A couple of years ago I wrote a book about the paparazzi. Although some of their stories are amazing I am not particularly interested in their exploits, but what does fascinate me is why we as a culture are obsessed with celebrity. There is nothing wrong with idle gossip about the foibles of a few overpaid entertainers, provided we don't apply the same standards to those whose role in our society is of more consequence. We get into real trouble when journalists cover Barak Obama in the same manner that they write about Paris Hilton, or should I say Inmate Number 9818783. One of the reasons that W got such an easy time early on in the media was that he was deemed to be the kind of guy you'd like to have a beer with, as opposed to Al Gore, with whom you would probably rather drink lye than socialize. Speaking personally, I would much prefer that the president of my country was far too busy competently running affairs of state to ever consider having a cold one with me. The price we have paid for extending celebrity journalism into all our affairs is the reduction of debates into sound bites, and candidates into beings whose personal lives are much more interesting than their political philosophies. In the Style over Substance Department, John Edwards' $400 haircuts have received as many column inches as his health-care proposals, and we seem to know more about the amount of money Hillary Clinton has raised and the ditty she has chosen for her campaign theme song as we do about the platform upon which she's running. In this case, of course, it may be as much the fault of Clinton as the media.

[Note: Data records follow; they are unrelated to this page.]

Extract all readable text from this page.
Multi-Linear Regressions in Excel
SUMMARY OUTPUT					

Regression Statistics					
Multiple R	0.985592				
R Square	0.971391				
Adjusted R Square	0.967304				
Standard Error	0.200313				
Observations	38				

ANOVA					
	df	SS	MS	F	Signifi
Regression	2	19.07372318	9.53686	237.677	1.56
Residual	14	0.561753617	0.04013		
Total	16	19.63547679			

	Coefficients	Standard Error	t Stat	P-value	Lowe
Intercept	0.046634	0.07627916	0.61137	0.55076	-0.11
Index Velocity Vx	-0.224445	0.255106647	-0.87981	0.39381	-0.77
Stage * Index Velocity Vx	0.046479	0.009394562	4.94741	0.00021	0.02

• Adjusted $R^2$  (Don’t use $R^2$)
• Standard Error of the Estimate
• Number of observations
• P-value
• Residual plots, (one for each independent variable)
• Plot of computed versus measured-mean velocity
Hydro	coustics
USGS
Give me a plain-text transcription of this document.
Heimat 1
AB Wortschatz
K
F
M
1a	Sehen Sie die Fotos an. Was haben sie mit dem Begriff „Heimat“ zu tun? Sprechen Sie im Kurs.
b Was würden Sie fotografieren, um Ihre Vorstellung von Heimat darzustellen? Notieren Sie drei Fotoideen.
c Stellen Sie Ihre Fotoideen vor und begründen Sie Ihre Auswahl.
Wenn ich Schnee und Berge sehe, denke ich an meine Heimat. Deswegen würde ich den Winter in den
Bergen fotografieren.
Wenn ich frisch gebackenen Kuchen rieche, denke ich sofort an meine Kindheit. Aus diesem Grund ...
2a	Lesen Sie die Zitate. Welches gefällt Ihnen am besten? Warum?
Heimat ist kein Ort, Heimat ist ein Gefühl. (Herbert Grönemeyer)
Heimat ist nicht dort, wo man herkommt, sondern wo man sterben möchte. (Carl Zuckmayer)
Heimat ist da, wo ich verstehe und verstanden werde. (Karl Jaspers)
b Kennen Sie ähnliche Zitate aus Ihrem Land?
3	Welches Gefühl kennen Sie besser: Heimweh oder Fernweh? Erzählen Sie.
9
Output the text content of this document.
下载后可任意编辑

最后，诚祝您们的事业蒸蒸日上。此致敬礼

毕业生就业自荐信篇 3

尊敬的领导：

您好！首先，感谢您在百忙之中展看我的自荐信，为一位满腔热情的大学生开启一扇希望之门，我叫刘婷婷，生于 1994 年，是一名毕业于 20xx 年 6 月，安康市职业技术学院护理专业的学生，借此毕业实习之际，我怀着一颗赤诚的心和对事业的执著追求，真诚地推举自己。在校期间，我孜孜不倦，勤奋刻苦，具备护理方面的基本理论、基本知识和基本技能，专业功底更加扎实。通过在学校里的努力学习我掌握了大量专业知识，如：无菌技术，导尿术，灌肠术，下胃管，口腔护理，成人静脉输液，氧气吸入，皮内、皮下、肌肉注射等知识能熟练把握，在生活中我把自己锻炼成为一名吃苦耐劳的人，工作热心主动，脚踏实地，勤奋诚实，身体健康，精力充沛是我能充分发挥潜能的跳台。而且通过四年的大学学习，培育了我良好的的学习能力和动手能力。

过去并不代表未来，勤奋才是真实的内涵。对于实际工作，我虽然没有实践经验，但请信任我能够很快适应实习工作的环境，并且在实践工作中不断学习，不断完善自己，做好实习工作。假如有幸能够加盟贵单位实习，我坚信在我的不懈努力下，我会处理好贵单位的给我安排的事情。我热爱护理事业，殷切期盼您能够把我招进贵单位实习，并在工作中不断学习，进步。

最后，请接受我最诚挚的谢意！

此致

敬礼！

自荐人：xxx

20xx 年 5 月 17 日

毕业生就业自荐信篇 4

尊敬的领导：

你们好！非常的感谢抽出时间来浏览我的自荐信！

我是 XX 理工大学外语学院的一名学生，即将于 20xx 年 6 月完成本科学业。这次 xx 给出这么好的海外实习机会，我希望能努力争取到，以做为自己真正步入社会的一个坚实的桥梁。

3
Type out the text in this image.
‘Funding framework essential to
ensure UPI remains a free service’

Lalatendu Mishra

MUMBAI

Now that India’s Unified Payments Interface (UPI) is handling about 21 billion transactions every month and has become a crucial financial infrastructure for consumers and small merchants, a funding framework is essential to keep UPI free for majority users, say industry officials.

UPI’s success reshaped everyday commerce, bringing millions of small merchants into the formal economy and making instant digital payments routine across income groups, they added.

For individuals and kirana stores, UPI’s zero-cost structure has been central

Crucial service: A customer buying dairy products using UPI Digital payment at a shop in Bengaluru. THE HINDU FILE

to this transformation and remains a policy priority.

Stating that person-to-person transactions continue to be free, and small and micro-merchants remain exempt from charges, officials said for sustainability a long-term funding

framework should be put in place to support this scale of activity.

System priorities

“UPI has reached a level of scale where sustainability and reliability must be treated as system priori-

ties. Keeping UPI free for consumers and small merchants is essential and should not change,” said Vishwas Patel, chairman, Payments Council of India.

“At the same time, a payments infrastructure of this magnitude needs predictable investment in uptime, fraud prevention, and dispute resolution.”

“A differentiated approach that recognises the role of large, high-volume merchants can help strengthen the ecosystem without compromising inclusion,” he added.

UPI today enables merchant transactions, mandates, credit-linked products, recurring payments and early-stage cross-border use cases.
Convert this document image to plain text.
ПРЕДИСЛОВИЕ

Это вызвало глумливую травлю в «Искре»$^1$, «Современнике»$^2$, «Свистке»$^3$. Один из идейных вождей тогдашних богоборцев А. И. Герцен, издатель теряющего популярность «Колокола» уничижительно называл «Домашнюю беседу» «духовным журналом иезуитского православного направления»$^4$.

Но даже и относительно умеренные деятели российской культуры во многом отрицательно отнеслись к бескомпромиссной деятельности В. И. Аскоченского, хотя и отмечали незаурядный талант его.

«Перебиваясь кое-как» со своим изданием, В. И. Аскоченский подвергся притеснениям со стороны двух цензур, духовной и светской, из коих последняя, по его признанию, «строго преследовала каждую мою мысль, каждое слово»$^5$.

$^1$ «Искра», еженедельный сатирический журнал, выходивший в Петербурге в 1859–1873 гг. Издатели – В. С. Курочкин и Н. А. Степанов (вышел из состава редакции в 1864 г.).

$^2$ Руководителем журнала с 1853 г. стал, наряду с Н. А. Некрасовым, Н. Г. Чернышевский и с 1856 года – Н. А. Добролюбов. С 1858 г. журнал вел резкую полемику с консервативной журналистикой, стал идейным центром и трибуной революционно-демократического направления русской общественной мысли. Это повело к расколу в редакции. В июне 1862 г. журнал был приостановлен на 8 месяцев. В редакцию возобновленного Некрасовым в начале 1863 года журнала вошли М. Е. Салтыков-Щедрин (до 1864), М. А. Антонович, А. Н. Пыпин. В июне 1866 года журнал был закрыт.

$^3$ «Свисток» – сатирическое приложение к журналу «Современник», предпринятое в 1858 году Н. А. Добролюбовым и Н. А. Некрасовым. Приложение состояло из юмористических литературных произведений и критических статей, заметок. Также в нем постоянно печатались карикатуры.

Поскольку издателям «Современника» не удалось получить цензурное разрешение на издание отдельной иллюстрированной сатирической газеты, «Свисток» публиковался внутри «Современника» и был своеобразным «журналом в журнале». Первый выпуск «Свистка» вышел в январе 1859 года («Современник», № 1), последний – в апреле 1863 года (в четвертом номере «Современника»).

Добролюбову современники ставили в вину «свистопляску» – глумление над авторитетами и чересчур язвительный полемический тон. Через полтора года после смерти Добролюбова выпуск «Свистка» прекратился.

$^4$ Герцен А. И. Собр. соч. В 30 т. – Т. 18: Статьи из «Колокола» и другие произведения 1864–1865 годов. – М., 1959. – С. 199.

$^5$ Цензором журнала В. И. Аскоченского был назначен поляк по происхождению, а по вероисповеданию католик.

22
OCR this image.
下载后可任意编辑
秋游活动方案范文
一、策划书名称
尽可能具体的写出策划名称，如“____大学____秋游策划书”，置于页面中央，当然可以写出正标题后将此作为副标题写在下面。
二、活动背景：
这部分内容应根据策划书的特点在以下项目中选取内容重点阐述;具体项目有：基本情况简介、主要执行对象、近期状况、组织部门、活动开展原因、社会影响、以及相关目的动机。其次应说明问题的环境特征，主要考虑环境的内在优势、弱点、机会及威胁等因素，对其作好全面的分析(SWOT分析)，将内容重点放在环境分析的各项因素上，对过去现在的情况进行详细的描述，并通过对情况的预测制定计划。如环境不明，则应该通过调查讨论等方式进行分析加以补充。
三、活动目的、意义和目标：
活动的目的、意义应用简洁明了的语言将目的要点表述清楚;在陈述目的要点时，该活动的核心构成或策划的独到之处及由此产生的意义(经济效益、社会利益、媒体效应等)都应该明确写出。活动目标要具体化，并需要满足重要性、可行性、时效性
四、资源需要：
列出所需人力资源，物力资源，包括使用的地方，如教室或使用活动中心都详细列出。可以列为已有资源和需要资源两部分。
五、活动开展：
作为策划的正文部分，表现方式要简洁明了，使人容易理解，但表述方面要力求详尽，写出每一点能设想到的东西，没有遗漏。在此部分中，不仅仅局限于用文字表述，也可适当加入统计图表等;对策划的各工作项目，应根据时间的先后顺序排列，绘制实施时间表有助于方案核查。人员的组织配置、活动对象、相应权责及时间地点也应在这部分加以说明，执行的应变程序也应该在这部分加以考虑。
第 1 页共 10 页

What the press in America has let Bush get away with in the last six and a half years is astonishing. The lies went unchallenged; the arrogance was barely criticized, while at the same time the media was overly defensive about being the bearer of bad news. Another problem with an administration this opaque and a press equally compliant is that instead of genuine investigation into the chicanery in the White House we get loony-tunes conspiracy theories from the fringes of journalism, especially in the blogosphere. Do you remember in one of the television debates between Bush and Kerry, the television cameras did a shot from the back of the president that showed what appeared to be a small box between his shoulders and under his jacket? Instantly theories mushroomed on the Internet that Bush was wired, with Karl Rove giving him the correct answers to difficult questions (in Bush's case, almost any question falls into this category). The theories were supported by strong circumstantial evidence that, during a 90-minute press conference with Indonesian President Megawati Sukarnoputri, Bush knew what he was talking about. While on this face of it this is a compelling indication that something was afoot, Democratic National Committee Chairman Terry McAuliffe discounted the possibility when he pointed out that Bush did so poorly in the first debate with Kerry that anyone on the other end of the wire would have been fired instantly. The end result was that we never found out what the strange lump in the president's back was, as far as I know.

Paul Krugman ends his piece by saying:

"For if there's one thing I hope we've learned from the calamity of the last six and a half years, it's that it matters who becomes president — and that listening to what candidates say about substantive issues offers a much better way to judge potential presidents than superficial character judgments. Mr. Bush's tax lies, not his surface amiability, were the true guide to how he would govern.

"And I don't know if this country can survive another four years of Bush-quality leadership."

Added to that I don't know if this country can survive another four years of the nation's news outlets treating politics as if it was another form of American Idol.